Ik groeide op in dit dorp. Mijn ouders kwamen hier in de jaren tachtig naartoe, op zoek naar een betere toekomst. Ik herinner me hoe mijn vader met zijn handen werkte en hoe mijn moeder ons gezin draaiende hield. We waren altijd welkom hier. Mensen groetten elkaar op straat, en iedereen kende elkaars naam. Maar nu leek het alsof die verbondenheid verdween. Was het mijn schuld? Of was er iets anders aan de hand?
De eerste keer dat ik een buurtbijeenkomst organiseerde, kwamen er meer mensen dan ik had verwacht. De zaal zat vol, maar de sfeer was gespannen. Ik stond voor de groep, met mijn papieren in de hand, en voelde de ogen op me gericht. Toen ik begon te praten, werd ik een paar keer onderbroken. “Wat levert dit ons op?” vroeg iemand. “Waarom precies hier?” zei een ander. Ik probeerde rustig uit te leggen dat de moskee niet alleen een gebedsruimte zou zijn, maar ook een ontmoetingsplek. Voor activiteiten, voor hulp, voor iedereen. Maar het leek alsof mijn woorden niet doordrongen.
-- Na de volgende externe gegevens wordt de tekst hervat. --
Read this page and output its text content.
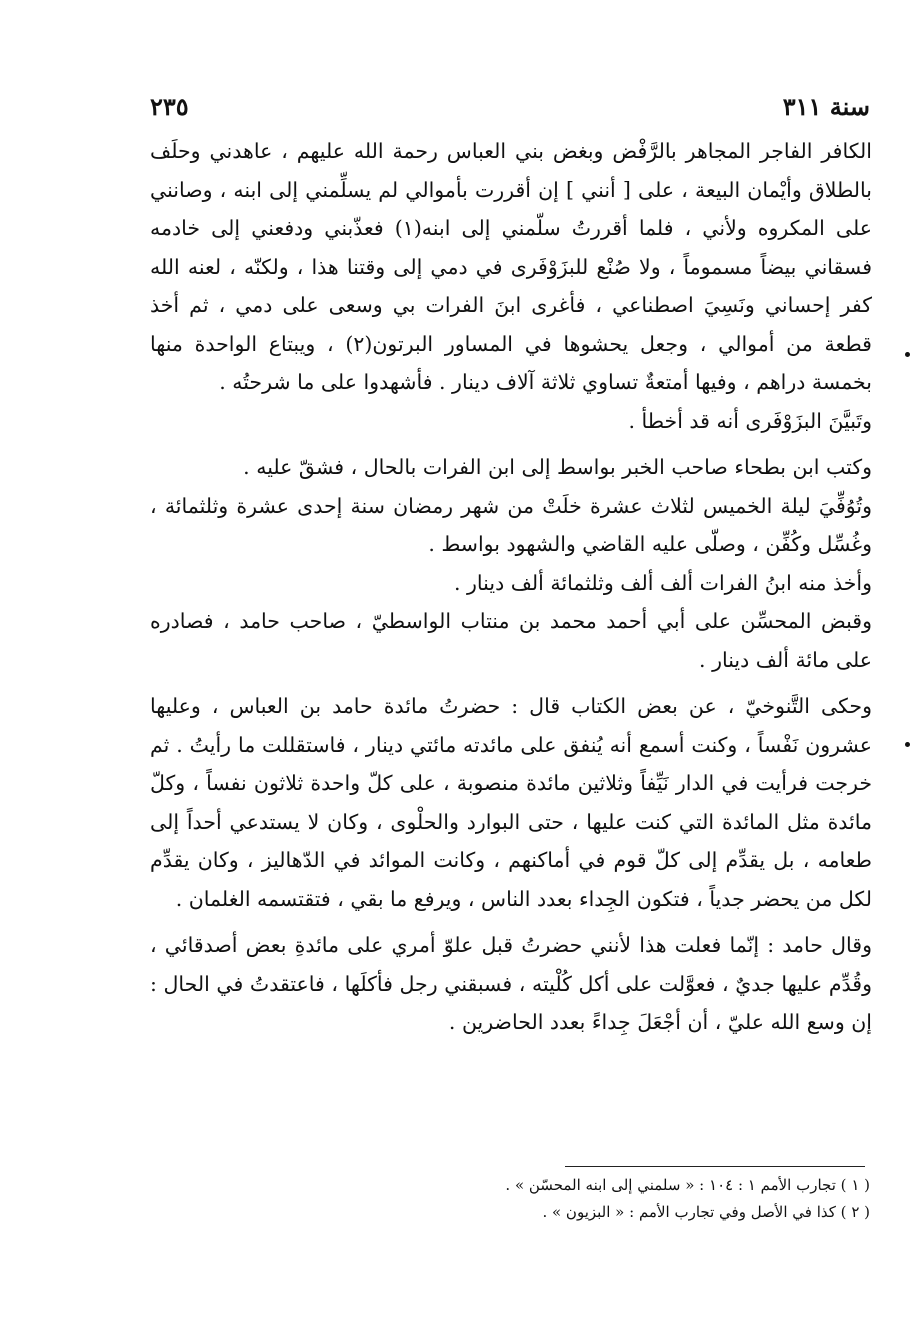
سنة ٣١١
٢٣٥

الكافر الفاجر المجاهر بالرَّفْض وبغض بني العباس رحمة الله عليهم ، عاهدني وحلَف بالطلاق وأيْمان البيعة ، على [ أنني ] إن أقررت بأموالي لم يسلِّمني إلى ابنه ، وصانني على المكروه ولأني ، فلما أقررتُ سلّمني إلى ابنه(١) فعذّبني ودفعني إلى خادمه فسقاني بيضاً مسموماً ، ولا صُنْع للبزَوْفَرى في دمي إلى وقتنا هذا ، ولكنّه ، لعنه الله كفر إحساني ونَسِيَ اصطناعي ، فأغرى ابنَ الفرات بي وسعى على دمي ، ثم أخذ قطعة من أموالي ، وجعل يحشوها في المساور البرتون(٢) ، ويبتاع الواحدة منها بخمسة دراهم ، وفيها أمتعةٌ تساوي ثلاثة آلاف دينار . فأشهدوا على ما شرحتُه .

وتَبيَّنَ البزَوْفَرى أنه قد أخطأ .

وكتب ابن بطحاء صاحب الخبر بواسط إلى ابن الفرات بالحال ، فشقّ عليه .

وتُوُفِّيَ ليلة الخميس لثلاث عشرة خلَتْ من شهر رمضان سنة إحدى عشرة وثلثمائة ، وغُسِّل وكُفِّن ، وصلّى عليه القاضي والشهود بواسط .

وأخذ منه ابنُ الفرات ألف ألف وثلثمائة ألف دينار .

وقبض المحسِّن على أبي أحمد محمد بن منتاب الواسطيّ ، صاحب حامد ، فصادره على مائة ألف دينار .

وحكى التَّنوخيّ ، عن بعض الكتاب قال : حضرتُ مائدة حامد بن العباس ، وعليها عشرون نَفْساً ، وكنت أسمع أنه يُنفق على مائدته مائتي دينار ، فاستقللت ما رأيتُ . ثم خرجت فرأيت في الدار نَيِّفاً وثلاثين مائدة منصوبة ، على كلّ واحدة ثلاثون نفساً ، وكلّ مائدة مثل المائدة التي كنت عليها ، حتى البوارد والحلْوى ، وكان لا يستدعي أحداً إلى طعامه ، بل يقدِّم إلى كلّ قوم في أماكنهم ، وكانت الموائد في الدّهاليز ، وكان يقدِّم لكل من يحضر جدياً ، فتكون الجِداء بعدد الناس ، ويرفع ما بقي ، فتقتسمه الغلمان .

وقال حامد : إنّما فعلت هذا لأنني حضرتُ قبل علوّ أمري على مائدةِ بعض أصدقائي ، وقُدِّم عليها جديٌ ، فعوَّلت على أكل كُلْيته ، فسبقني رجل فأكلَها ، فاعتقدتُ في الحال : إن وسع الله عليّ ، أن أجْعَلَ جِداءً بعدد الحاضرين .

( ١ ) تجارب الأمم ١ : ١٠٤ : « سلمني إلى ابنه المحسّن » .

( ٢ ) كذا في الأصل وفي تجارب الأمم : « البزيون » .
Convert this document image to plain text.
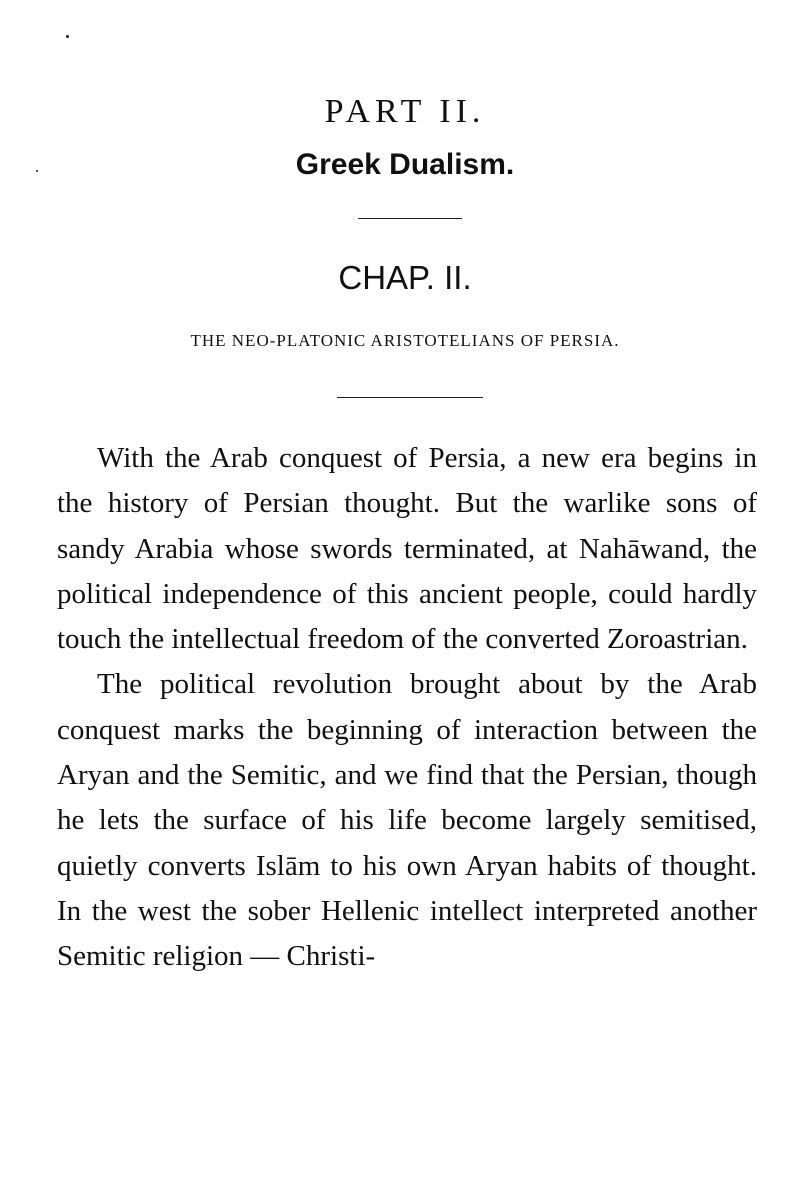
PART II.
Greek Dualism.
CHAP. II.
THE NEO-PLATONIC ARISTOTELIANS OF PERSIA.

With the Arab conquest of Persia, a new era begins in the history of Persian thought. But the warlike sons of sandy Arabia whose swords terminated, at Nahāwand, the political independence of this ancient people, could hardly touch the intellectual freedom of the converted Zoroastrian.

The political revolution brought about by the Arab conquest marks the beginning of interaction between the Aryan and the Semitic, and we find that the Persian, though he lets the surface of his life become largely semitised, quietly converts Islām to his own Aryan habits of thought. In the west the sober Hellenic intellect interpreted another Semitic religion — Christi-
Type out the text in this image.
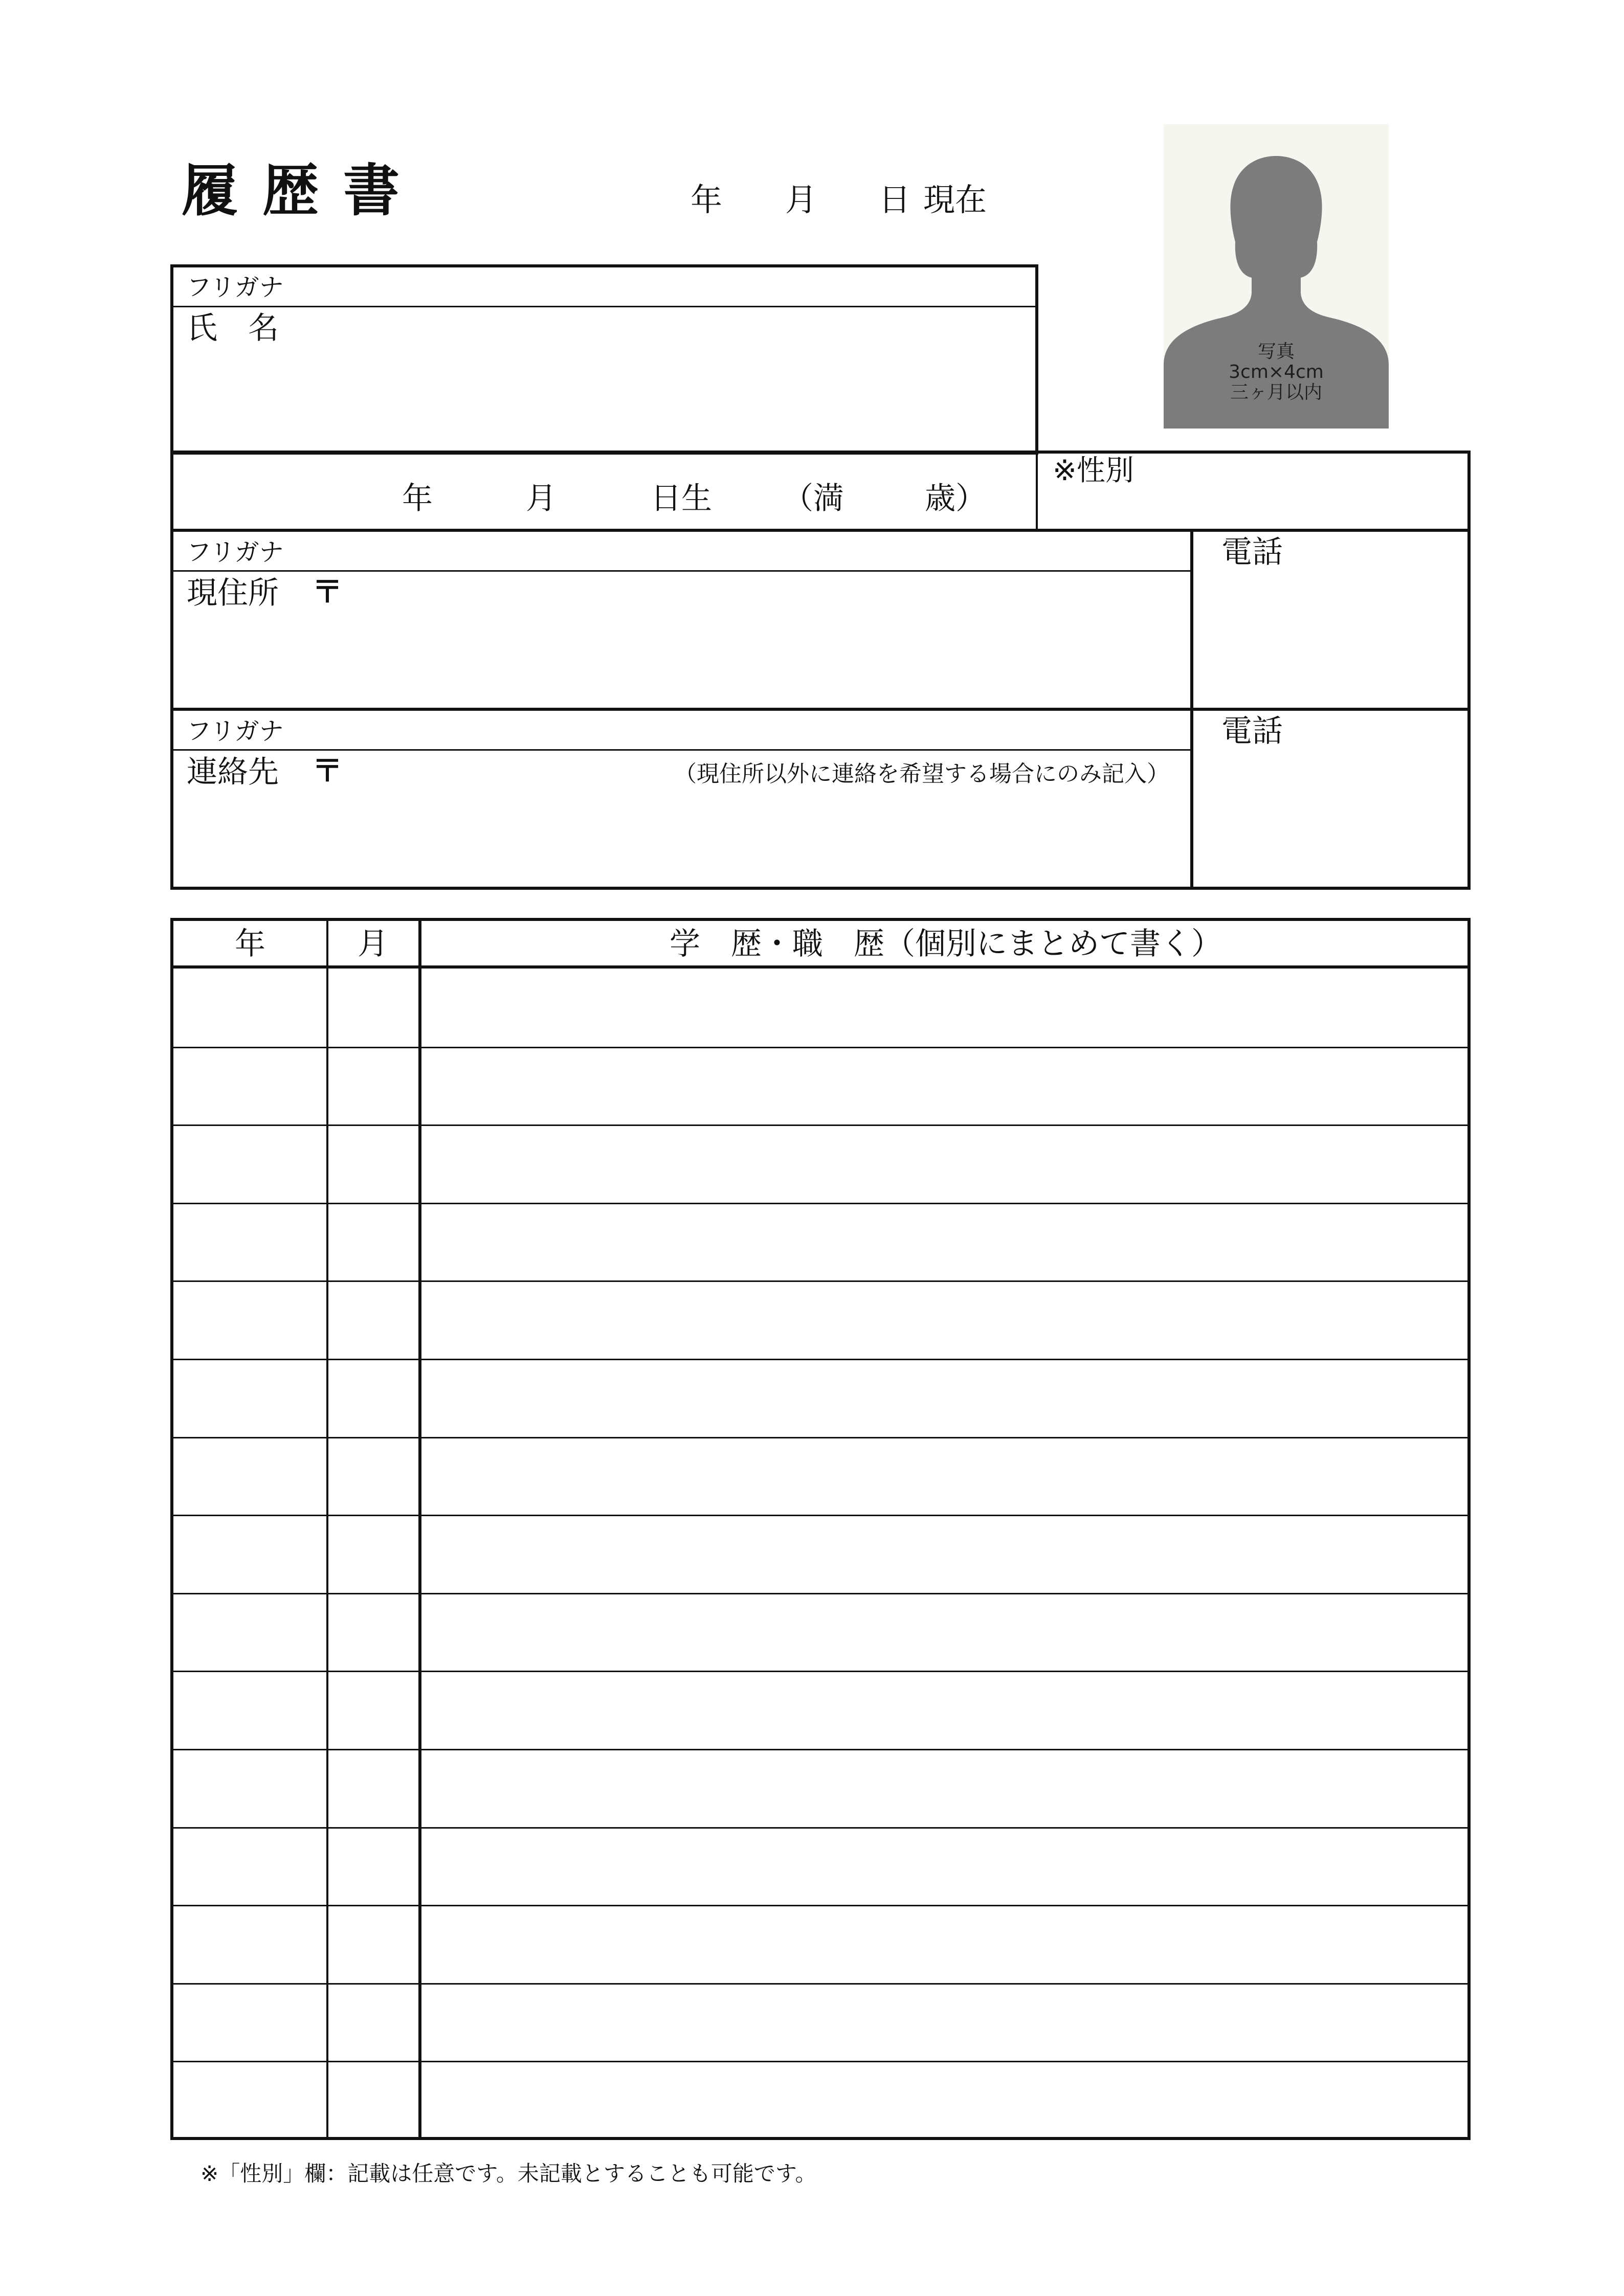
履歴書	年 月 日 現在
写真
3cm×4cm
三ヶ月以内
フリガナ
氏　名
年	月	日生 （満	歳）
※性別
フリガナ
現住所 〒
電話
フリガナ
連絡先 〒	（現住所以外に連絡を希望する場合にのみ記入）
電話
年	月	学　歴・職　歴（個別にまとめて書く）
※「性別」欄：記載は任意です。未記載とすることも可能です。
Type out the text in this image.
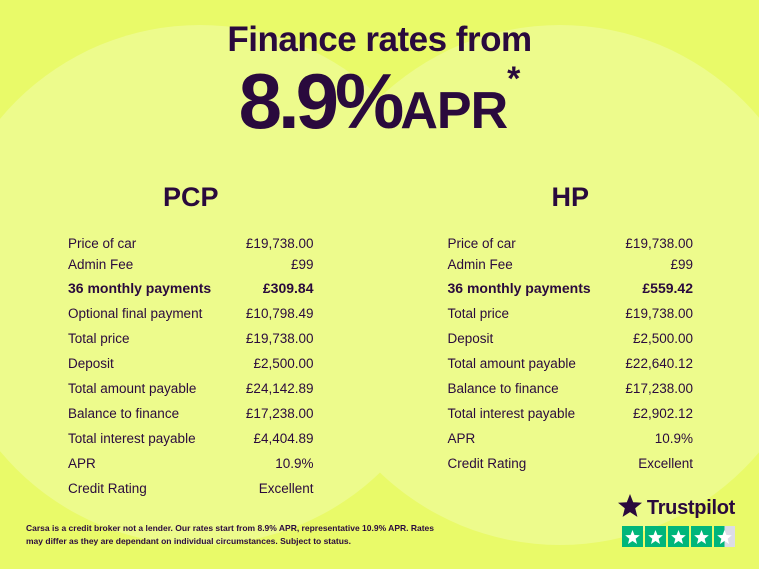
Finance rates from
8.9%APR*
PCP
Price of car	£19,738.00
Admin Fee	£99
36 monthly payments	£309.84
Optional final payment	£10,798.49
Total price	£19,738.00
Deposit	£2,500.00
Total amount payable	£24,142.89
Balance to finance	£17,238.00
Total interest payable	£4,404.89
APR	10.9%
Credit Rating	Excellent
HP
Price of car	£19,738.00
Admin Fee	£99
36 monthly payments	£559.42
Total price	£19,738.00
Deposit	£2,500.00
Total amount payable	£22,640.12
Balance to finance	£17,238.00
Total interest payable	£2,902.12
APR	10.9%
Credit Rating	Excellent
Carsa is a credit broker not a lender. Our rates start from 8.9% APR, representative 10.9% APR. Rates may differ as they are dependant on individual circumstances. Subject to status.
Trustpilot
Wat me het meest raakte, waren de blikken van wantrouwen. Alsof ik iets slechts wilde doen. Alsof ik geen deel was van deze gemeenschap. Maar ik weigerde op te geven. Dit was belangrijk, niet alleen voor mij, maar voor de volgende generatie. Onze kinderen zouden hier moeten kunnen opgroeien met begrip en respect voor elkaar. Hoe kon ik dat uitleggen aan mensen die mij niet eens wilden horen?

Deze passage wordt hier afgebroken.